Jean-Baptiste setzte sich sehr für Kinder ein.


Jean-Baptiste sitzt auf dem Boden in einem Zimmer seines
Elternhauses. Der 25-jährige Guineer ist an den Füssen
angekettet. Man sagt, er sei verrückt geworden. Grosse
persönliche Belastung und die allgemeine politische
Unsicherheit in der Region könnten die Ursache sein. Ein
traditioneller Zauberer, Marabou genannt, kommt fast täglich
vorbei. Er soll Jean-Baptiste Heilmittel bringen. Jean-Baptiste
blickt den Mann unverwandt an und entgegnet: "Das alles
brauche ich nicht. Ich nehme kein einziges Mittelchen von dir,
weil Jesus in mir lebt und ich ausser ihm nichts brauche zur
Heilung." Dass sich der junge Mann so konsequent auf Jesus
verlässt und keine Hilfe von animistischen Bräuchen erwartet,
ist beeindruckend.
Zu Christen, die ihn in seinem ‚Gefängnis’ besuchen, sagt er mit
voller Überzeugung: "Macht euch keine Sorgen um mich. Dieser
Zustand wird vorbeigehen. Ich weiss, dass Jesus stärker ist als
derjenige, der mich hier gefangen hält. Betet mit mir und betet
für mich."

Wenn Jean-Baptiste allein ist und sein psychischer Zustand es


ihm erlaubt, singt er Loblieder und bespricht seine Lage mit
Jesus. Auch seine Gemeinde und seine Freunde beten
ausdauernd für ihn.

Eineinhalb Jahre später: Nach medikamentöser Behandlung, viel


Zuwendung und Gebet ist Jean-Baptiste fähig, seine damals
abgebrochene Lehrerausbildung zu beenden.
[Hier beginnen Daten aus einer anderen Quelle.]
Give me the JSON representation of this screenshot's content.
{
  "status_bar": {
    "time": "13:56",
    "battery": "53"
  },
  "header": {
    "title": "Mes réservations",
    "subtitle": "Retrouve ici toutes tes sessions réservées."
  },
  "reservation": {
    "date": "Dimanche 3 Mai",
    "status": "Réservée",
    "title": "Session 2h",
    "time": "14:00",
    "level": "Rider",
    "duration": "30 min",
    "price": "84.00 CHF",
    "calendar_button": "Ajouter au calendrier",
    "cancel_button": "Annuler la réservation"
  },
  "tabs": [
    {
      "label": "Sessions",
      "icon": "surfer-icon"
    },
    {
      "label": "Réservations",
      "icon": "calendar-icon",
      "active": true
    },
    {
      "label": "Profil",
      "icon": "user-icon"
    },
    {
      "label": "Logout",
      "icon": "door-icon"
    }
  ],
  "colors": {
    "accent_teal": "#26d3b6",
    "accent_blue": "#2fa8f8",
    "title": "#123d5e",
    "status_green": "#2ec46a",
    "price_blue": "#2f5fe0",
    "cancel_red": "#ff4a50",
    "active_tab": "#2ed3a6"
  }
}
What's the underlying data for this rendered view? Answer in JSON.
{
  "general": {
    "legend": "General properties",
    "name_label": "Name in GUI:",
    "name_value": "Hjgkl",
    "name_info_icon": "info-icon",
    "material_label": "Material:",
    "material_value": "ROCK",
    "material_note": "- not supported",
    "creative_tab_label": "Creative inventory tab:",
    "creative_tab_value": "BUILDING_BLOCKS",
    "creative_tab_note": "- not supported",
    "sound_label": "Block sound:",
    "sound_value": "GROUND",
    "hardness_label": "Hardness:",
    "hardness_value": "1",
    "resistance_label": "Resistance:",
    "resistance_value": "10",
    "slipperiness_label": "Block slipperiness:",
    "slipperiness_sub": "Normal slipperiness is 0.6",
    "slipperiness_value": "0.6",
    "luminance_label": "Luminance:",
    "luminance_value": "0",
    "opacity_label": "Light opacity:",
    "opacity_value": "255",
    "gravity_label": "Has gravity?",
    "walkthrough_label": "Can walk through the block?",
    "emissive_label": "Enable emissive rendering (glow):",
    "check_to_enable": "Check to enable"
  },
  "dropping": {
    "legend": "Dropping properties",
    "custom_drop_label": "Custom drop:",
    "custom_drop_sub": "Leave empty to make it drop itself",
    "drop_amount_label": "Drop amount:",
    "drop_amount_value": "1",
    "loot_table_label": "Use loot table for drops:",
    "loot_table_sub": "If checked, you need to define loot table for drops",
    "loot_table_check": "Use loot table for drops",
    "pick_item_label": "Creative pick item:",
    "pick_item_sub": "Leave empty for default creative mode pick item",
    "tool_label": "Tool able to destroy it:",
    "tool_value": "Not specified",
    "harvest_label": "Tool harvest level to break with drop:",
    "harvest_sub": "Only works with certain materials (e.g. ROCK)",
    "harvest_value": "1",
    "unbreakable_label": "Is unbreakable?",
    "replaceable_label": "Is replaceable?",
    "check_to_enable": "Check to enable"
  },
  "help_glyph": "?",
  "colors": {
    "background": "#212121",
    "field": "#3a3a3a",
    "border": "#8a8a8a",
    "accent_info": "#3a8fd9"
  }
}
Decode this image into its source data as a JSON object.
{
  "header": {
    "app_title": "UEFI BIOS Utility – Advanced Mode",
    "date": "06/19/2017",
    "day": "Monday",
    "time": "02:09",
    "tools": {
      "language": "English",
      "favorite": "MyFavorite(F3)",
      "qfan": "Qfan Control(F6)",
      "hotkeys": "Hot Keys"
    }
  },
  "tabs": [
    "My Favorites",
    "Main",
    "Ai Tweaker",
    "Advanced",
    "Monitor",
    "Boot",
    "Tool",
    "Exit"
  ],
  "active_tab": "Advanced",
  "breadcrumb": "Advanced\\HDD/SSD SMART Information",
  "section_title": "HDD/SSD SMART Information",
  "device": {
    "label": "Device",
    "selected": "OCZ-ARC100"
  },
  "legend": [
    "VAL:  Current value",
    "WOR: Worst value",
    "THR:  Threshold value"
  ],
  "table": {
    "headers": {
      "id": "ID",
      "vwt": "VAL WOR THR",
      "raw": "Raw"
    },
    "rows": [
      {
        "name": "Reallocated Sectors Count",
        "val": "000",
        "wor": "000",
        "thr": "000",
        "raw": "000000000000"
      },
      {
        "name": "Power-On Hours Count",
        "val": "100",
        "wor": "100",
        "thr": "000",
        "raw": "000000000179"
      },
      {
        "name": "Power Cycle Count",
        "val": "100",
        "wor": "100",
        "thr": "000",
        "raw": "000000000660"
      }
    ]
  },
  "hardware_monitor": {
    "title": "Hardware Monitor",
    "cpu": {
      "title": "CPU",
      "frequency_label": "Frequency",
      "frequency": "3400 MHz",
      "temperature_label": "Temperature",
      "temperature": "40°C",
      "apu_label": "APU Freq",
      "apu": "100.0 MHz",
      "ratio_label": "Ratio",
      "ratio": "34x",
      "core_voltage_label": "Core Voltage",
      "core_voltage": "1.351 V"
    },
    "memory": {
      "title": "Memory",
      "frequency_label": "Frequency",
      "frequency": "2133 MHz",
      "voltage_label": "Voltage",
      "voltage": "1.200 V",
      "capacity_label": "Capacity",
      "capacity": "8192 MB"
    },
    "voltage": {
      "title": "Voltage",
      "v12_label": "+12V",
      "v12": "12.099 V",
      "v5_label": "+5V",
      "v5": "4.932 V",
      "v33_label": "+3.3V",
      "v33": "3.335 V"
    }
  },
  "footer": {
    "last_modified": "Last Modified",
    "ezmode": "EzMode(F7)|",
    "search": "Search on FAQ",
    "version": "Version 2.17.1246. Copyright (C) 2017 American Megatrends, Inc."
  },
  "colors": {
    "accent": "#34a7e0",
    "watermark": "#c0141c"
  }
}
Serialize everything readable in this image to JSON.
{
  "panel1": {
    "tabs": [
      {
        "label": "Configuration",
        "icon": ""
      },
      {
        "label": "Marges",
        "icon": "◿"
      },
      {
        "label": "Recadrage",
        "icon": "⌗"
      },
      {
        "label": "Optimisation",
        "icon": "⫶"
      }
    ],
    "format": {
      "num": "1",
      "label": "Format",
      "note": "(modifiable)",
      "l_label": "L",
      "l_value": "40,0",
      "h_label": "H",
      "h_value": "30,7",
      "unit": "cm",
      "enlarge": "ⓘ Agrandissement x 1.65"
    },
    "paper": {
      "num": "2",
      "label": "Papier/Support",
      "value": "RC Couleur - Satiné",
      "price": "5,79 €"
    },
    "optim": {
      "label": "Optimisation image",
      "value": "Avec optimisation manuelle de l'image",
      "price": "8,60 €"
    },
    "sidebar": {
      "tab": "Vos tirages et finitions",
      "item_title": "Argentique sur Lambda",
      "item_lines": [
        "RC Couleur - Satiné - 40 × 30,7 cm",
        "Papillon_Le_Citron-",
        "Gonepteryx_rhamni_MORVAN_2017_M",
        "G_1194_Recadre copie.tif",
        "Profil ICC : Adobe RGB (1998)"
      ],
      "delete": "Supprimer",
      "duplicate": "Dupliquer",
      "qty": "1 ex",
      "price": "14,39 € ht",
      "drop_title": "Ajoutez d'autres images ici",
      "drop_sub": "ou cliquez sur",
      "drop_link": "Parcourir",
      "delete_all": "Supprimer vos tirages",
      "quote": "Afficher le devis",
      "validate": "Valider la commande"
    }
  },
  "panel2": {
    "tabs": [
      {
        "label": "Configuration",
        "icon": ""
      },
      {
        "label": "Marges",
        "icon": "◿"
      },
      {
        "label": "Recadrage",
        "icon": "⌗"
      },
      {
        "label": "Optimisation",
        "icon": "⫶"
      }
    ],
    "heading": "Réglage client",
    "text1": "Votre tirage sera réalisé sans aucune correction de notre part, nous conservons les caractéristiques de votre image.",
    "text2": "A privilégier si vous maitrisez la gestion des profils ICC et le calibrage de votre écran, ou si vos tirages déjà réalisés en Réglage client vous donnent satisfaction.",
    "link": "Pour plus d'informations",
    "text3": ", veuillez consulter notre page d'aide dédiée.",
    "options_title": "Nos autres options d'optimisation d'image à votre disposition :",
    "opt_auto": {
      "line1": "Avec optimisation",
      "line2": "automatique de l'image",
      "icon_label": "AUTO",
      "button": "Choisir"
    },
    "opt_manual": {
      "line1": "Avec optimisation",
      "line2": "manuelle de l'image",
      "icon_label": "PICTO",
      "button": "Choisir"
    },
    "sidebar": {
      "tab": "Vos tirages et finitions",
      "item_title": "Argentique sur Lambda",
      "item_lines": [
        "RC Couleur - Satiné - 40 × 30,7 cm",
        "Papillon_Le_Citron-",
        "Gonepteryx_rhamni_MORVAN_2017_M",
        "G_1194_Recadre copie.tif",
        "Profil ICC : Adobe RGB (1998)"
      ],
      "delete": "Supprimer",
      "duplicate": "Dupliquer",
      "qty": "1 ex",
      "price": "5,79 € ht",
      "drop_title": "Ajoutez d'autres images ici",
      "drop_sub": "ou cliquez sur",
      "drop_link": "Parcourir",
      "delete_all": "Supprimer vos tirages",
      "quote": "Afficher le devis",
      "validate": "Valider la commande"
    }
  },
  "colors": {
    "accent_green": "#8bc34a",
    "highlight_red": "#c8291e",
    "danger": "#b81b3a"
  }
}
Mit ihm sagen wir:
Jesus ist einzigartig!
Typisches Strassenbild in Guinea
Martha Gafafer kannte Jean-Baptiste als fröhlichen Christen aus
der Schülerbibelgruppe. Gemeinsam mit anderen begleitete sie
Jean-Baptiste in dieser schwierigen Zeit.

Martha arbeitet im Centre Médical, Macenta (Guinea). Im


täglichen Miteinander verbesserte sie die Pflegequalität der
Leprapatienten. In einem zweiten Schritt wird sie die
Rehabilitation von geheilten Leprapatienten ‚ankurbeln’.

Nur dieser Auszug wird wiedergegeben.